The most effective forms of this ideological power were produced by capitalism. The previously developed civilizational instruments of protection were largely fruitless against it. Mausfeld explains this with the contradictions inherent in the term “liberal or capitalist democracy”. Its core problem is precisely that it is based on promises of equality that cannot be fulfilled by its economic system and property relations alone: “In this sense, capitalism and democracy are fundamentally incompatible.” Mausfeld’s analysis is largely based on the preliminary work of the US political philosopher Sheldon Wolin, to whom he dedicates an entire chapter in order to embed his concept of “inverted totalitarianism” in his own body of thought.

He also takes a critical look at the concept of formally free elections. In the age of the economization of all areas, these merely maintain the illusion of democratic participation, but are basically completely irrelevant politically because those exercising power already control the psychological processes of opinion formation. Those who have the financial means to develop and organize such campaigns can influence others in their judgements and decisions and thus impose their will on them.

These connections are presented in an enormously abstract language. “Hubris and Nemesis” is not an easy book to read, but one that is inspiring due to its considerable level of reflection. It is based on both theoretical and empirical findings, which Mausfeld distils not only from the crises of recent times, but also from the works of numerous intellectual greats. He quotes Ingeborg Maus and Wolfgang Reinhard, Karl Marx, John Stuart Mill and Adam Smith, Machiavelli and Hannah Arendt, but also poets of antiquity. It is also the source of inspiration for the title of the almost 500-page book.

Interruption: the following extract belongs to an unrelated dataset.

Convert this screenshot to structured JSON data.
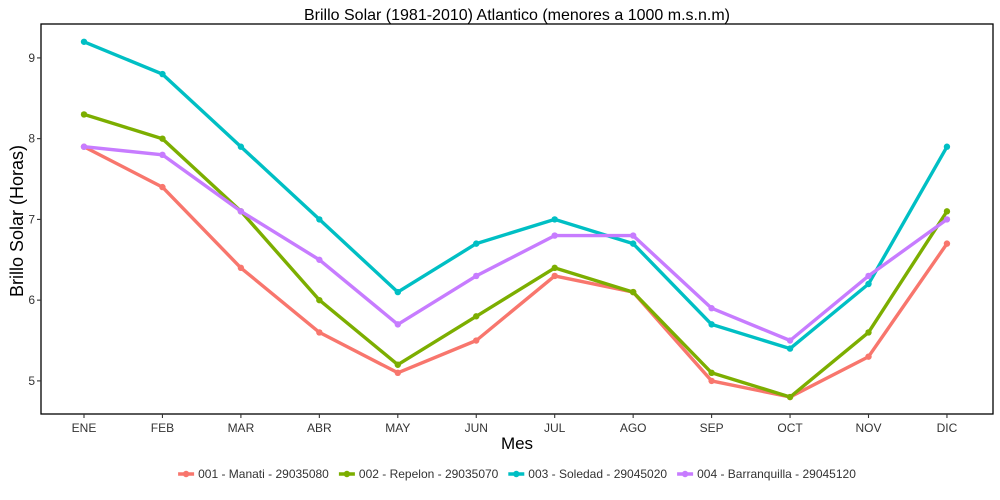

Mausfeld alludes to Greek mythology and draws parallels to the present day. “An infinitely long time ago, in times long past,” begins his prologue, “people lived in harmony and contentment. Discord, isolation or even a desire to have more at the expense of others were alien to them. But when a few began to gain advantages at the expense of the community, history took its course.” Aidos and Nemesis, the divine embodiments of shame and righteous anger, were the last deities to remain with the corrupt human race. “When they too leave humanity,” Mausfeld continues, “only the right of the strongest will remain, and human desires for power and wealth will finally destroy human history.”

It is precisely Nemesis that Mausfeld contrasts with the hubris of the self-overestimating power elite. What she embodies is more urgent today than ever. The shameless exploitation of power and the disregard for law and morality must be punished and limited so that society does not decay. So what needs to be done? “The most urgent task,” Mausfeld formulates his appeal in the epilogue, “is therefore to work step by step in all areas of social life to create an atmosphere conducive to such a fundamental social transformation.” However, this can only succeed if the insight prevails that all power structures must prove their right to exist and justify themselves to the public.

In view of the desolate conditions today, Mausfeld sees an urgent need for action. “We don’t have much time left,” he warns. “Either, in view of the civilizational abyss into which the de-civilization of power threatens to lead us, we begin to resolutely search for cave exits from the ideological vault and erect suitable democratic protective beams against unleashed power. Or we resign ourselves to the status quo of given power relations, continue to remain silent as before and leave it to future generations to reflect on the reasons for our inaction and the reasons for our silence.”